Timberwolf plans to put up the tourist-oriented retail buildings on its land between the Timberwolf and Alaska Peddler gift shops on South Franklin Street.
Under the variances granted by the Juneau Planning Commission, Timberwolf can build to the lot lines (except for a second story next to some apartments), and offer a parking shuttle from its warehouse off Thane Road. The company said it will require its employees to use the shuttle.
Timberwolf Ventures is owned by Michael Tripp, Tamala Booton and Audrey Acord, according to state records. It owns two gift shops downtown.
Reinwand said he didn't think the variances have given a competitor an unfair advantage. Timberwolf's current shops actually have helped his own store by generating foot traffic in the area, he said.
But Reinwand said he's appealing the variances because he thinks they're a poor way to decide zoning issues.

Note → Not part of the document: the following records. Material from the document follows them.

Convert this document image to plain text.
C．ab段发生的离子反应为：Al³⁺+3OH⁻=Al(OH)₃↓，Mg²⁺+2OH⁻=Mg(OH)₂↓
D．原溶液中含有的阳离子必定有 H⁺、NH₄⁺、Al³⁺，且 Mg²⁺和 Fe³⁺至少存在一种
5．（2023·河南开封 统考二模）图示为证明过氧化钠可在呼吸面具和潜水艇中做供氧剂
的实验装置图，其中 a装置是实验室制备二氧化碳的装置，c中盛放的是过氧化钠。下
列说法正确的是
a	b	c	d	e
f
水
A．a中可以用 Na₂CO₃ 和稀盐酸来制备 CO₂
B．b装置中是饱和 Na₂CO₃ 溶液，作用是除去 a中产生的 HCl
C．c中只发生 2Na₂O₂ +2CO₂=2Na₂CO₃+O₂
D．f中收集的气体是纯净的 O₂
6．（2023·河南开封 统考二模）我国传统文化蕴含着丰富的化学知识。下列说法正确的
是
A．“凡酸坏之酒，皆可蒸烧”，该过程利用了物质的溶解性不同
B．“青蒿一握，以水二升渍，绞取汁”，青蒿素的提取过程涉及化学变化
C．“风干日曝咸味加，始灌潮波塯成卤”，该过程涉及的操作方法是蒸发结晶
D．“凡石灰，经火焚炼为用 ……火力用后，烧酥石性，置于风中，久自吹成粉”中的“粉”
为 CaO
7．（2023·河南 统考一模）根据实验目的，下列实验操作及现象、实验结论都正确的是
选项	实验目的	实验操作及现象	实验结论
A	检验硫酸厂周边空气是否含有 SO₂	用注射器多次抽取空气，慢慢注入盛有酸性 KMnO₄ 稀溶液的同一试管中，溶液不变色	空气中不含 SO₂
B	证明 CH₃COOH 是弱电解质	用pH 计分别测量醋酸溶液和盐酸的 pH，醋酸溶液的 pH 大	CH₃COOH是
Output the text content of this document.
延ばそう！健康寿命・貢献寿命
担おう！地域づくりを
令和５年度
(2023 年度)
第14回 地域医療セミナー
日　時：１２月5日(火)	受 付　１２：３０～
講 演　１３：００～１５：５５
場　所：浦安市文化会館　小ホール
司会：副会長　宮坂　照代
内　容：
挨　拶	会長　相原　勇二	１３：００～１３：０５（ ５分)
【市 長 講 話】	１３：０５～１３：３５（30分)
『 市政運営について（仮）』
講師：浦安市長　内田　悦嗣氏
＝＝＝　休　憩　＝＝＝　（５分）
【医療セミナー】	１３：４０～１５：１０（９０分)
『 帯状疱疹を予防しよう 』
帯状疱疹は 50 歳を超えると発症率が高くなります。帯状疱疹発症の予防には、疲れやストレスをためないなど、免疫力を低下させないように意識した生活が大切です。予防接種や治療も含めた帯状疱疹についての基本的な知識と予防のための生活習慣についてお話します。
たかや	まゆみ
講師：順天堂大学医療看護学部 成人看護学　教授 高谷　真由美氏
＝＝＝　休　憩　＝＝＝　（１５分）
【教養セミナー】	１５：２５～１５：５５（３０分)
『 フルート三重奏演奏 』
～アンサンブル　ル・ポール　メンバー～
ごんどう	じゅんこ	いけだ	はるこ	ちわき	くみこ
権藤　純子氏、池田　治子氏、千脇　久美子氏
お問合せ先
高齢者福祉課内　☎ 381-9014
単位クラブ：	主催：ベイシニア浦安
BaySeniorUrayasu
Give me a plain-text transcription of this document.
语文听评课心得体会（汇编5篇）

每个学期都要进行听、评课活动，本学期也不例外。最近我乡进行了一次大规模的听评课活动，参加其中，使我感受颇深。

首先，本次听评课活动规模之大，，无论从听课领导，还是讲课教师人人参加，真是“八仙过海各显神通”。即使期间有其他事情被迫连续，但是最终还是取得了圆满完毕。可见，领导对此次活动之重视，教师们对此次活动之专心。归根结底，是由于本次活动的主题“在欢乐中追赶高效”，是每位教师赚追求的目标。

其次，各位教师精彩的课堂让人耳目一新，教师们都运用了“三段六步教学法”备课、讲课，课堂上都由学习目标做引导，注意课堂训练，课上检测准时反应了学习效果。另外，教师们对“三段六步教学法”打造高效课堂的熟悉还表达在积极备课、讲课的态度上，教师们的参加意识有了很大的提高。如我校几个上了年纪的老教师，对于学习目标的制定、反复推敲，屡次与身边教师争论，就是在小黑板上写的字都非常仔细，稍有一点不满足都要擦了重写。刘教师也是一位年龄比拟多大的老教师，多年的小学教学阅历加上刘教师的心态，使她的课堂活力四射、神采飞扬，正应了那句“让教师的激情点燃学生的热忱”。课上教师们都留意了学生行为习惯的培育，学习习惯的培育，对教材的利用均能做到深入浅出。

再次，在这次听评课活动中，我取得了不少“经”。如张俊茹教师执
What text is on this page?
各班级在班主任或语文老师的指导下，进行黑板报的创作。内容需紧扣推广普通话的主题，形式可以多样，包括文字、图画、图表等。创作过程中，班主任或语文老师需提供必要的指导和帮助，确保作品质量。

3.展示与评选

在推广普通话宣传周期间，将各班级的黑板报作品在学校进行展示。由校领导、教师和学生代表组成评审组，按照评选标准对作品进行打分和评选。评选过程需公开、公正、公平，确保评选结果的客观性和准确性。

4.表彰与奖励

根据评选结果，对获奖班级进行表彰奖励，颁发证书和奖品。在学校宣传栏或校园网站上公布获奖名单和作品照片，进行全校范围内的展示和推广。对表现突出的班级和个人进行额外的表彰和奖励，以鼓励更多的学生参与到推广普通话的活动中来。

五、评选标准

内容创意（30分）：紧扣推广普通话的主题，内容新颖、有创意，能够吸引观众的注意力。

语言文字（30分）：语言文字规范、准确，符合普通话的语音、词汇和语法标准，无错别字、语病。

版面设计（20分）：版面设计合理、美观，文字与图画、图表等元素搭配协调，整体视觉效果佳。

Murray Walsh, a consultant to Timberwolf's project, said he agrees the city needs to come up with a parking solution downtown. But, he said, property owners and developers have to move ahead and not wait for the city to solve the problem.
In a memo to the assembly, Reinwand outlined his objections to the variances. He said the city code prohibits parking and setback variances, and Timberwolf's parking plan won't work and can't be enforced.
Reinwand also said the applications and public notices weren't clear that both lots are owned by Timberwolf. He believes the company didn't need the variances to develop the parcels as one site.
He also said it's not the city's role to waive setback and parking requirements ``simply to justify the purchase price that a private developer has paid for two parcels of expensive land.''
Walsh, who worked for 12 years in Juneau's Community Development Department, said setback and parking variances are common.
The city should consider economics in deciding whether a variance request is reasonable, Walsh said. The lots wouldn't be profitable to develop, even as one site, without the setback and parking variances, he added.
The assembly has a month to decide whether the city should hear Reinwand's formal appeal, which could be before the assembly or a hearing officer. Unless the assembly says otherwise, Timberwolf can start building its proposed stores, but at its own risk.